強みに据えるのはスピードだ。通常2~4週間が必要となるフラット融資実行までの日数を最短3日に短縮したほか、クイック事前審査を最短1分で実施。実現の裏側には、住宅金融支援機構システムとのダイレクト接続やRPAなど、継続的なIT投資がある。
なかでもRPAは早くから取り組んでおり、住民票などの書類から読み取ったデータを元に、氏名や住所などを取り込む、作業の自動化を実現。現在トライアルの段階だが、2018年度中の本稼働を予定している。
「RPAの導入より、今まで熟練の担当者にしかできなかった業務を経験が浅い担当者でも対応できるようになる。このためIT化が進むと人の仕事はなくなる。ただしその会社が伸びている限りは、部署を異動したり、指導者になったりと、別の仕事に就くため、無職にはならない」(浜田氏)とし、今後も積極的なRPA化、AI化を進める考えだ。

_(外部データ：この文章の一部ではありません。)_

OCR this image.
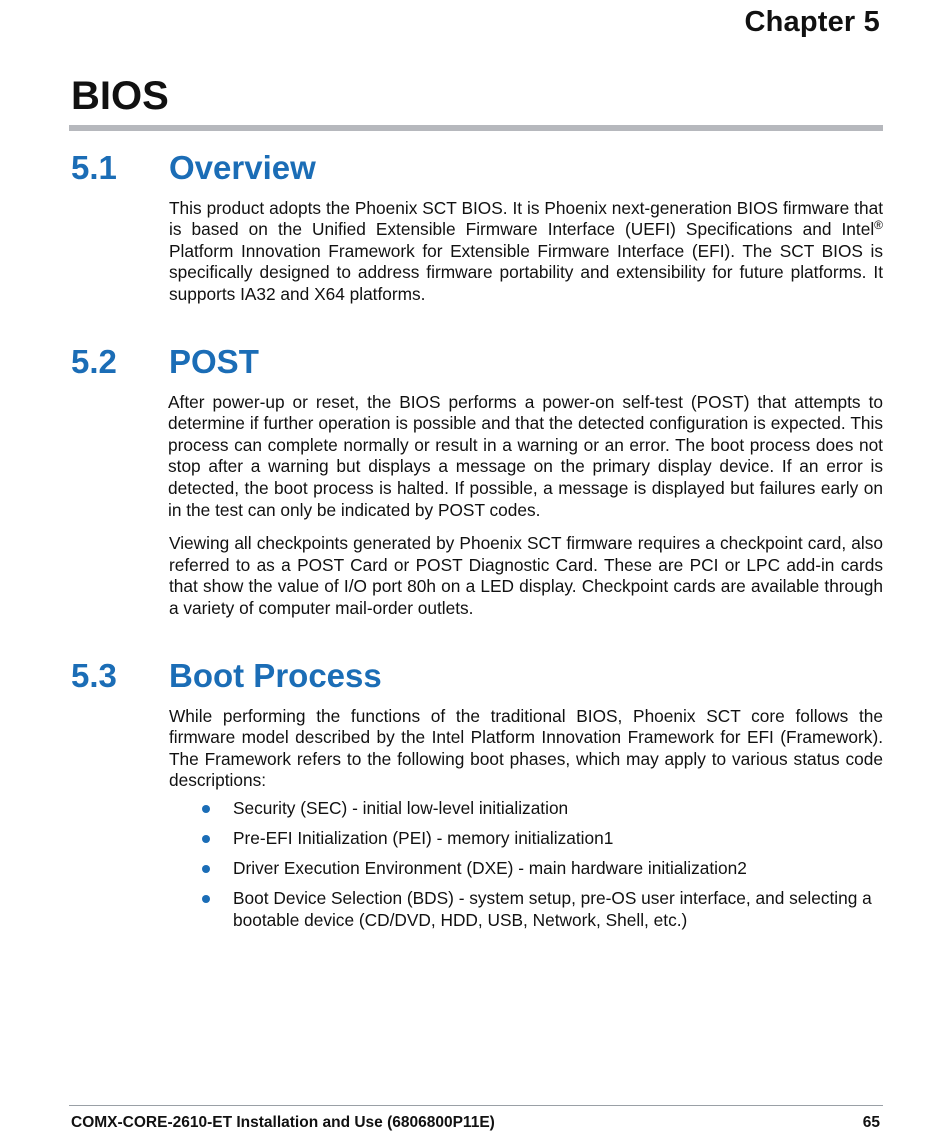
Chapter 5
BIOS
5.1	Overview

This product adopts the Phoenix SCT BIOS. It is Phoenix next-generation BIOS firmware that is based on the Unified Extensible Firmware Interface (UEFI) Specifications and Intel® Platform Innovation Framework for Extensible Firmware Interface (EFI). The SCT BIOS is specifically designed to address firmware portability and extensibility for future platforms. It supports IA32 and X64 platforms.

5.2	POST

After power-up or reset, the BIOS performs a power-on self-test (POST) that attempts to determine if further operation is possible and that the detected configuration is expected. This process can complete normally or result in a warning or an error. The boot process does not stop after a warning but displays a message on the primary display device. If an error is detected, the boot process is halted. If possible, a message is displayed but failures early on in the test can only be indicated by POST codes.

Viewing all checkpoints generated by Phoenix SCT firmware requires a checkpoint card, also referred to as a POST Card or POST Diagnostic Card. These are PCI or LPC add-in cards that show the value of I/O port 80h on a LED display. Checkpoint cards are available through a variety of computer mail-order outlets.

5.3	Boot Process

While performing the functions of the traditional BIOS, Phoenix SCT core follows the firmware model described by the Intel Platform Innovation Framework for EFI (Framework). The Framework refers to the following boot phases, which may apply to various status code descriptions:

Security (SEC) - initial low-level initialization
Pre-EFI Initialization (PEI) - memory initialization1
Driver Execution Environment (DXE) - main hardware initialization2
Boot Device Selection (BDS) - system setup, pre-OS user interface, and selecting a bootable device (CD/DVD, HDD, USB, Network, Shell, etc.)
COMX-CORE-2610-ET Installation and Use (6806800P11E)	65
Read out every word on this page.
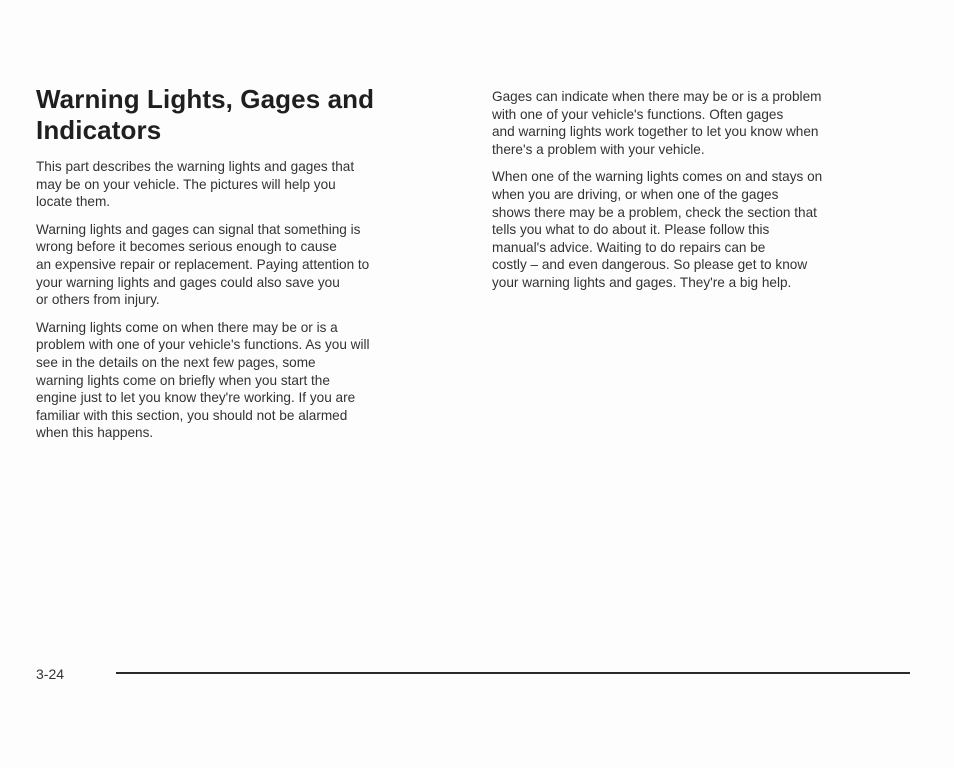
Warning Lights, Gages and Indicators

This part describes the warning lights and gages that
may be on your vehicle. The pictures will help you
locate them.

Warning lights and gages can signal that something is
wrong before it becomes serious enough to cause
an expensive repair or replacement. Paying attention to
your warning lights and gages could also save you
or others from injury.

Warning lights come on when there may be or is a
problem with one of your vehicle's functions. As you will
see in the details on the next few pages, some
warning lights come on briefly when you start the
engine just to let you know they're working. If you are
familiar with this section, you should not be alarmed
when this happens.

Gages can indicate when there may be or is a problem
with one of your vehicle's functions. Often gages
and warning lights work together to let you know when
there's a problem with your vehicle.

When one of the warning lights comes on and stays on
when you are driving, or when one of the gages
shows there may be a problem, check the section that
tells you what to do about it. Please follow this
manual's advice. Waiting to do repairs can be
costly – and even dangerous. So please get to know
your warning lights and gages. They're a big help.

3-24
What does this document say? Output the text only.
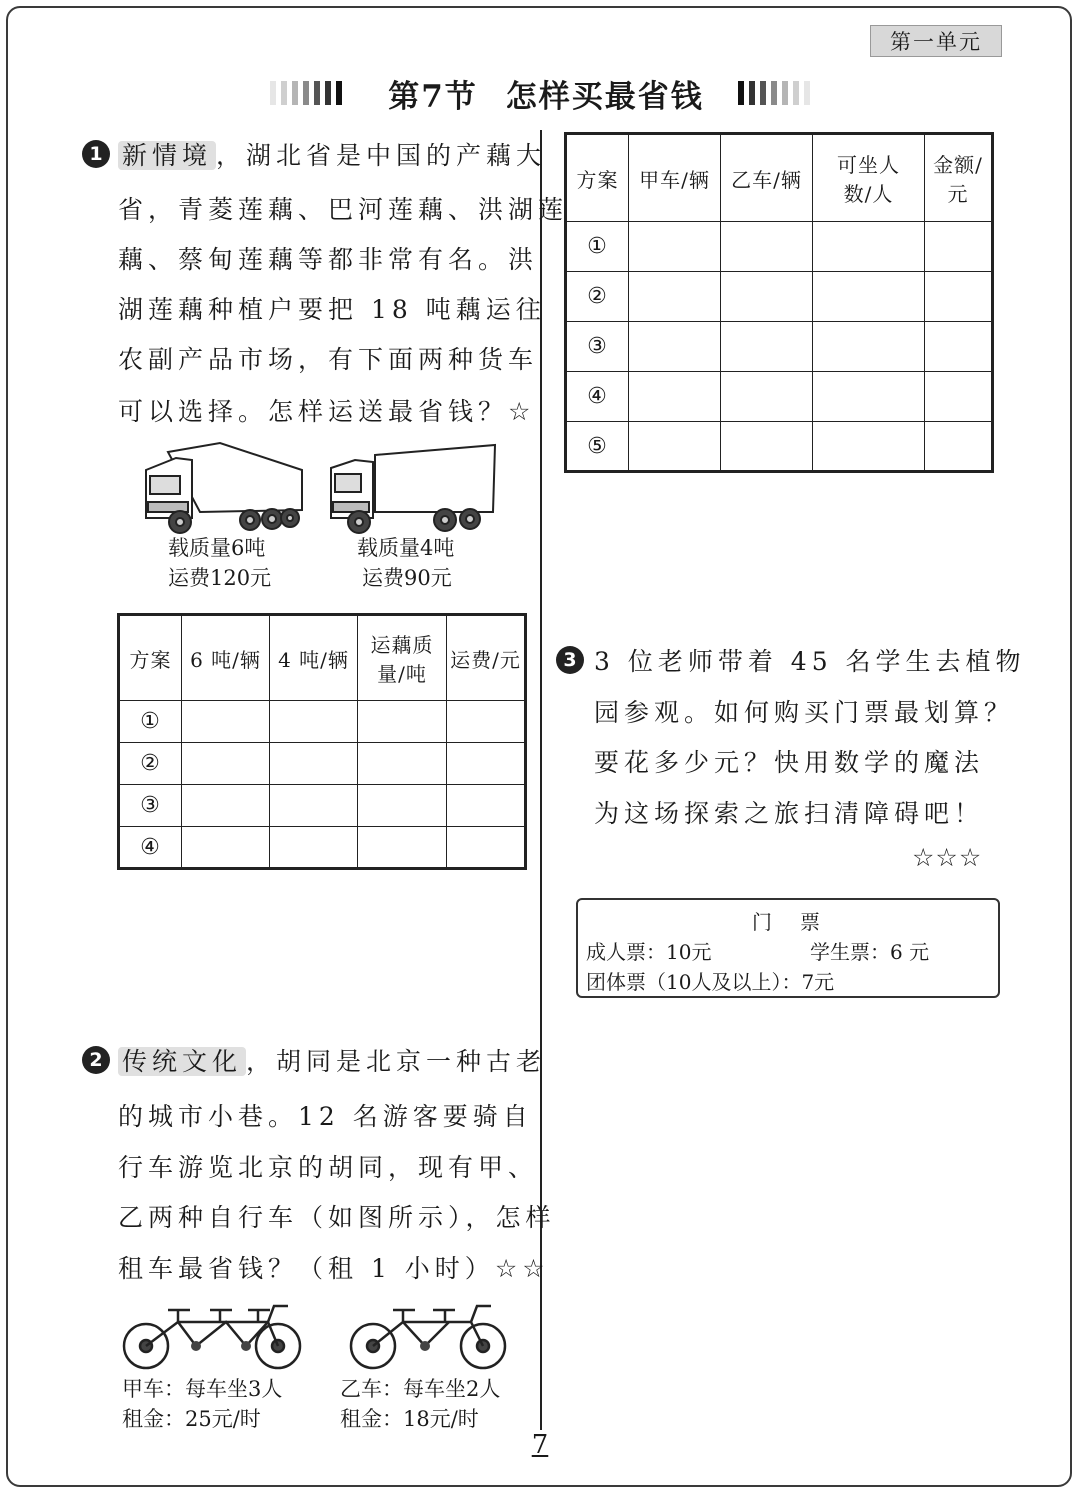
第一单元
第7节 怎样买最省钱
1 新情境 ，湖北省是中国的产藕大
省，青菱莲藕、巴河莲藕、洪湖莲
藕、蔡甸莲藕等都非常有名。洪
湖莲藕种植户要把 18 吨藕运往
农副产品市场，有下面两种货车
可以选择。怎样运送最省钱？☆
载质量6吨
运费120元
载质量4吨
运费90元
方案	6 吨/辆	4 吨/辆	运藕质量/吨	运费/元
①				
②				
③				
④				
2 传统文化 ，胡同是北京一种古老
的城市小巷。12 名游客要骑自
行车游览北京的胡同，现有甲、
乙两种自行车（如图所示），怎样
租车最省钱？（租 1 小时）☆☆
甲车：每车坐3人
租金：25元/时
乙车：每车坐2人
租金：18元/时
方案	甲车/辆	乙车/辆	可坐人数/人	金额/元
①				
②				
③				
④				
⑤				
3 3 位老师带着 45 名学生去植物
园参观。如何购买门票最划算？
要花多少元？快用数学的魔法
为这场探索之旅扫清障碍吧！
☆☆☆
门　票
成人票：10元	学生票：6 元
团体票（10人及以上）：7元
7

スピードとともに、力を入れるのは中古物件への取り組みだ。浜田氏は「新築着工数は減少傾向にあるが、中古市場は増え続けている。中古物件をリーズナブルに購入し、リノベーションして暮らしたり、住み替えたりする、欧米のようなライフスタイルが日本で始まろうとしている」と現状を説明。さらに「人口減により、家を買う層は減っていくと思われがちだが、外国人やシニア、女性層などは拡大傾向にある。住み替えが進めば、家を買う回数も増える。これにより住宅ローン市場は縮まらない。住宅ローン市場はレッドオーシャンと見る向きもあるが、アルヒではブルーオーシャンと捉えている。この先も伸びる市場だと思う」(浜田氏)と分析する。
今後は、RPA化、AI化した事務インフラを、ほかの金融機関の事務を受託するという新領域「オペレーション受託事業」のほか、RPAとAIを使い、借り入れ可能額から始める「家探しサポート事業」、ライフイベントに応じた商品、サービスの開発、マッチングをする「ライフソリューション事業」の3つのプラットフォーム事業を本格化し、収益の柱に育てる計画だ。
12月27日には、住宅ローンの申し込みから融資実行までの過程を見える化した「ARUHI navi」の提供を開始。今まで不動産会社、営業担当者、司法書士、顧客と複数の関係者の中で伝言ゲームのように伝わっていた流れを関係者で共有し、システム管理することで、意思疎通の円滑化、作業の効率化に結びつける。
「フィンテックと不動産テックの両方をやっている会社は今の所ないが、その両方を取り組む会社になりたい。目指すのは住宅業界の“アマゾン”。この業界におけるインフラ企業になる」(浜田氏)と目標は明確だ。